Architecture: Skylake-X versus Skylake (2)
There are some other important differences between the new Skylake-X processors and the existing Skylake-X chips, aside from the introduction of AVX512 and the new mesh structure; namely a new cache format and Turbo Boost 3.0.
Since the first generation Core-processors Intel chooses to give every CPU-core their own 256 kB L2-cache. The CPU also always contains an L3-cache, shared between all cores, that was 2.5 MB per core for the last generations of high-end desktop CPUs (Broadwell-E). This means 25 MB for 10-core CPUs. This L3-cache was inclusive, which means that all data placed in the per core specific L2-cache also had to be in L3. The advantage of this is that when core A needs data from core B, it can always be found in the shared cache. Therefore there is no need to first send a request to copy data from the private L2-cache to the shared L3-cache. Another advantage is that keeping the caches coherent is straightforward. When multiple cores work on the same data and one of them changes it, the change is directly processed in L3. Based on this the other cores can quickly determine whether or not the data they have in their own L2-cache is up-to-date. However, a disadvantage of an inclusive cache is that the total amount of data that can be cached is smaller: of the 20 MB L3-cache of a 10-core Core i7 6850K there was always 2.5 MB that would serve as a copy of the data in the 10 256 KB L2-cache segments.
With Skylake-X, Intel drastically changed the cache-architecture. The amount of private L2-cache that is available for every core has been quadrupled from 256 kB to 1 MB. This means that all cores can store a lot more data ‘closer’ in order to make adjustments. Therefore the L2-hitrate, or the chance that the data that a core needs is in its own cache, is increased a lot, which of course increases the performance. However, the shared L3-cache is decreased to 1.375 MB per core, which results in a total of 13.75 MB for a 10-core CPU. The cache is no longer inclusive which means that there is no copy of all the data in L2-caches. This means that the full 13.75 MB can be used for data exchange between cores, at the cost of the fact that caching algorithms have become a lot more complicated because of the exclusive design.

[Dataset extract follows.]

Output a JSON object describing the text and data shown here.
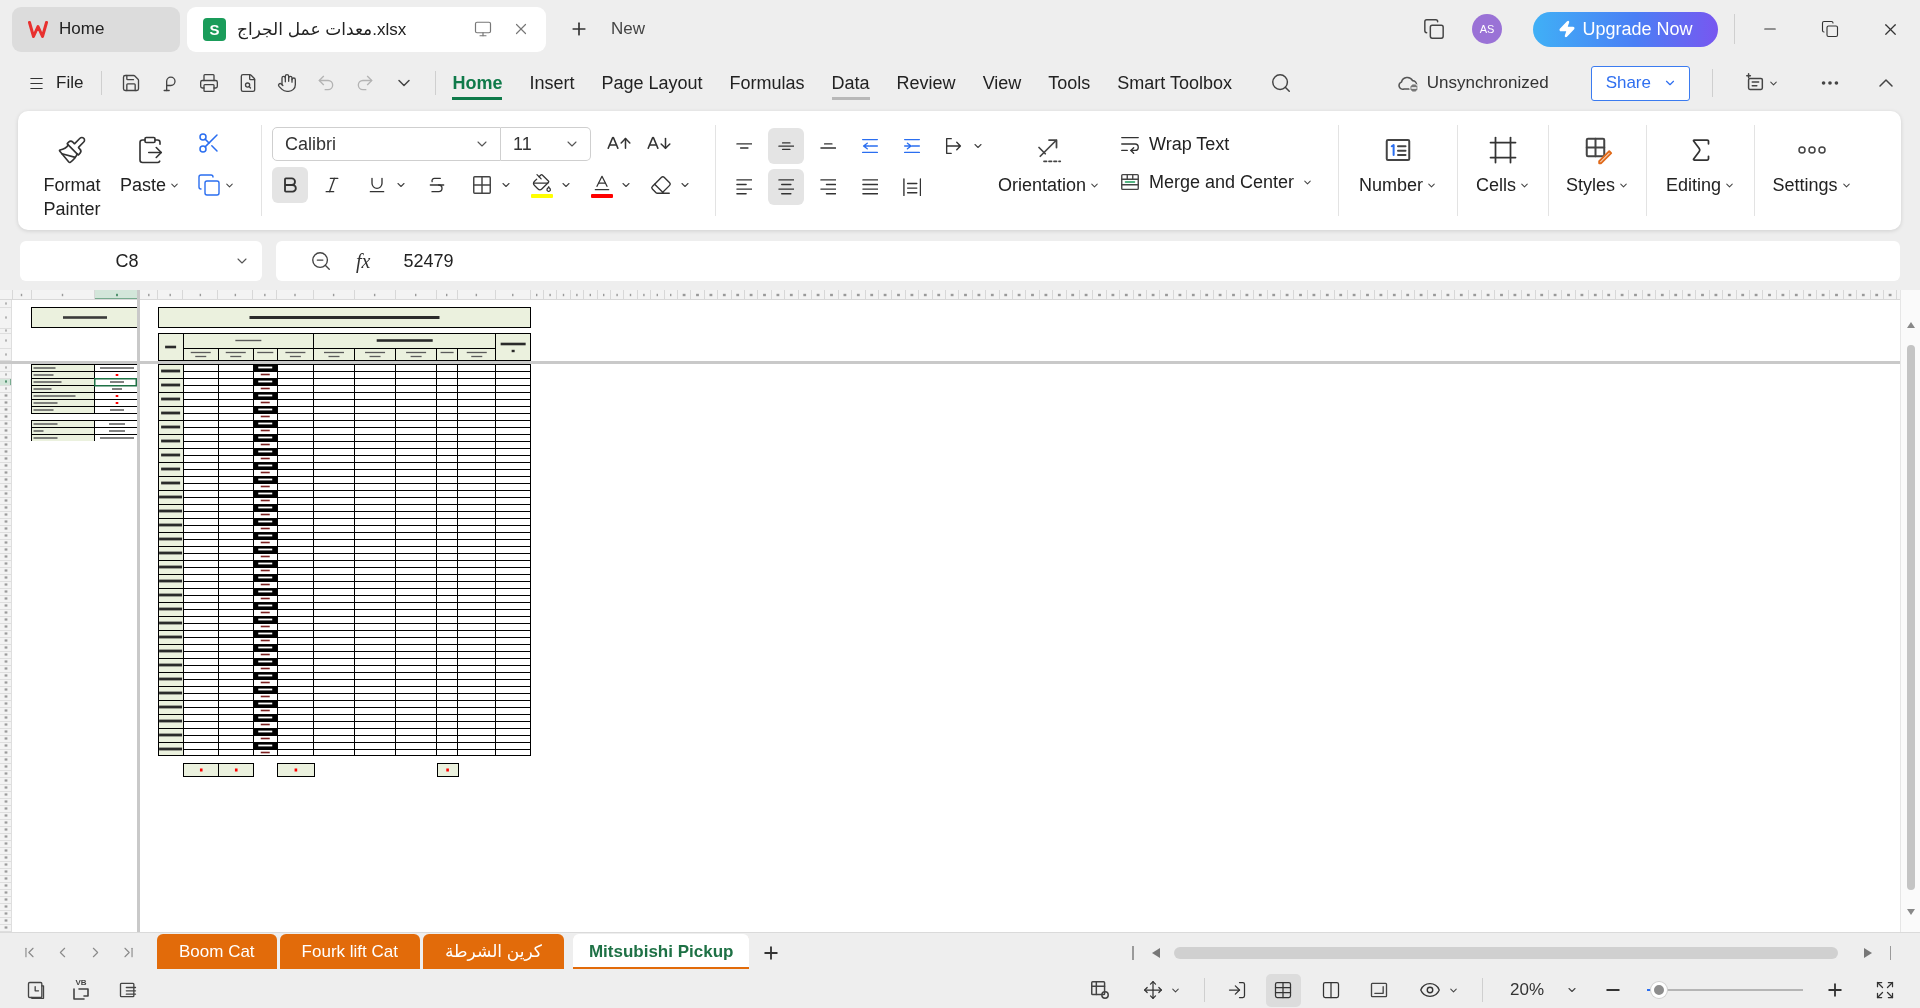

Intel states that the new cache-architecture can result in a significant performance boost. Of course we have to bear in mind that the Skylake-X CPUs are basically server CPUs. Adjustments such as these are primarily because of developments in server workloads. The underlying thought process is possibly that powerful Xeon CPUs are used more often for virtualization, where multiple software-installations are running on a single CPU, that each use their ‘own’ cores. The exchange of data between cores is not as important in such a situation, while accelerating the single-core performance can offer a big advantage.
On the desktop, where we still find a lot of single-threaded software, the increase of the L2-cache can definitely result in a performance boost in some cases. That said, you could also argue that in situations where one program utilizes all cores, the new format can negatively impact performance. If we see big differences in the benchmarks between a 10-core Broadwell-E and a 10-core Skylake-X, this cache-format might just be the biggest factor.
Nonetheless, it seems that Intel placed the extra L2-cache and AVX512 functionality outside of the original core-design. As such, the base of the cores is identical to the existing Skylake-CPUs, but with extra transistors around the cores within Skylake-X for the added functionality.
Turbo Boost 3.0
Another difference between Skylake and Skylake-X is the support for Turbo Boost 3.0, a functionality that we already know from the Broadwell-E high-end desktop CPUs. After production, Intel determines what the two “best” cores are for every manufactured Skylake-X CPU with internal testing. When only one or two cores are used, the CPU will always try to move the workload to those two cores, after which the maximum turbo clock frequency is increased further.
For example, the top model Core i9 7900X has a maximum turbo clock frequency of 4.3 GHz for random cores with single- and dual-threaded applications. Thanks to Turbo Boost 3.0 this is increased to 4.5 GHz when the workload is on the right cores.
You do not need an extra driver for this; since the Windows 10 Anniversary Edition the support for Turbo Boost 3.0 comes with Windows 10.